陆随扭头看着陆一那让人后背发毛的笑意,并不是很想听他后面的话。
“大人!我可是憋了好久了,今儿个你就是要揍我,我也得说出来!”陆一像做了什么重大决定似的,闭着眼睛头一昂,壮士赴死一般说道,“我感觉小酒爱慕大人!”
此言一出,耳边只听见马车行路的沙沙声。
陆一等了半天都没等到陆随的骂声,他试探地睁开一只眼睛,看向陆随。
只见陆随双眼如炬地看着他,面无表情地说了句:
“何以见得。”
“何以见得?大人!这要是到堂上审案,我都能给你列出好几条证据来,”难得陆随竟然对这种臆测有兴趣,陆一搓着手来了兴致,一股脑儿把自己的推论全说了,“先说近的,大人,你看看这专门为你要的药方。我咳了这么些天都没见小酒要来药方,怎的我都差不多好了,她倒是给大人要来了!”

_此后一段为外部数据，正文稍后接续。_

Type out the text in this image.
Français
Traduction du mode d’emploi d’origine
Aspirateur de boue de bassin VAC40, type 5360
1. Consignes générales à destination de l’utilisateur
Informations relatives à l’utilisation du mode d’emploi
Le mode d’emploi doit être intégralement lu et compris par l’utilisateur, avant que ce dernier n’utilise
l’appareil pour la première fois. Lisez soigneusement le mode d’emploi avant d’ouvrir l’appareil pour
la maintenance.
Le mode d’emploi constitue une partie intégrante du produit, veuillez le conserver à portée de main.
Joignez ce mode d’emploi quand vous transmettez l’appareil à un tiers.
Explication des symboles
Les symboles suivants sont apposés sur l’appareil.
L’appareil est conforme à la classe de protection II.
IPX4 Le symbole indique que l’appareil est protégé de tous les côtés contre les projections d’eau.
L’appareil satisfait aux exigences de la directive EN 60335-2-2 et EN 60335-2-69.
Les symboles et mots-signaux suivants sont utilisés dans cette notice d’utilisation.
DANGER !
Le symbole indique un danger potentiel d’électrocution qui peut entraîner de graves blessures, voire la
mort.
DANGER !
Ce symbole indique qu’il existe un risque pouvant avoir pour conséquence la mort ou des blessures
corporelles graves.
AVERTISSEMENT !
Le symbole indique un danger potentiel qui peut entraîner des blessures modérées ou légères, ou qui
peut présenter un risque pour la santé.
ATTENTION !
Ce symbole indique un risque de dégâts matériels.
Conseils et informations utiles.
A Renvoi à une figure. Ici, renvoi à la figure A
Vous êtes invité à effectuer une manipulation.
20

陆随竟然也破天荒地和陆一一起推论起来:“平日里她没有时间拜访陈太医,这次只是在春宴宴上偶然见到,巧合罢了。”
陆一毫不在意自己的论证被推翻,他笃定地摆了摆手:
“行!那我再举例。大人坠马,小酒脱了鞋没了命的朝大人奔去,她不顾脚伤,不怕自己被马伤到,更不怕被人射箭误伤,只为了陆大人您的安危!这份爱慕难道还不明显吗!?”
陆随这一次没有反驳。
就在坠马发生的时候,陆一和卫清酒同时都在终点等待,但是以陆一的洞察力和对危险的预判能力,连陆一都没有发现的异样,却被卫清酒提前发现了。
只能说明卫清酒在整个马场中,只关注着陆随一个人。
看着陆随若有所思的样子,陆一的笑容逐渐放肆起来,他蹲在陆随床边小声说:
“还有个大人不知道的秘密。”
陆随见他靠近,反手往他头上就是一记爆栗,把陆一疼得龇牙咧嘴。
陆一一屁-股坐在地上,仍不死心地说:
“小酒为了大人,可是扇了那彭江两个耳光呢!”
这应该是陆一第一次在陆随的脸上看出了惊讶的表情。
陆随难以置信地看着陆一:
“她为我,扇了彭江?”
“千真万确,当时少说也有十多个人在,大人尽管去问。”陆一甚至有些自豪地拍了拍胸脯,模仿卫清酒当时的样子,“小酒当时还说了,‘老子打的就是你’,那样子简直和大人你如出一辙!小酒一定倾慕大人你!”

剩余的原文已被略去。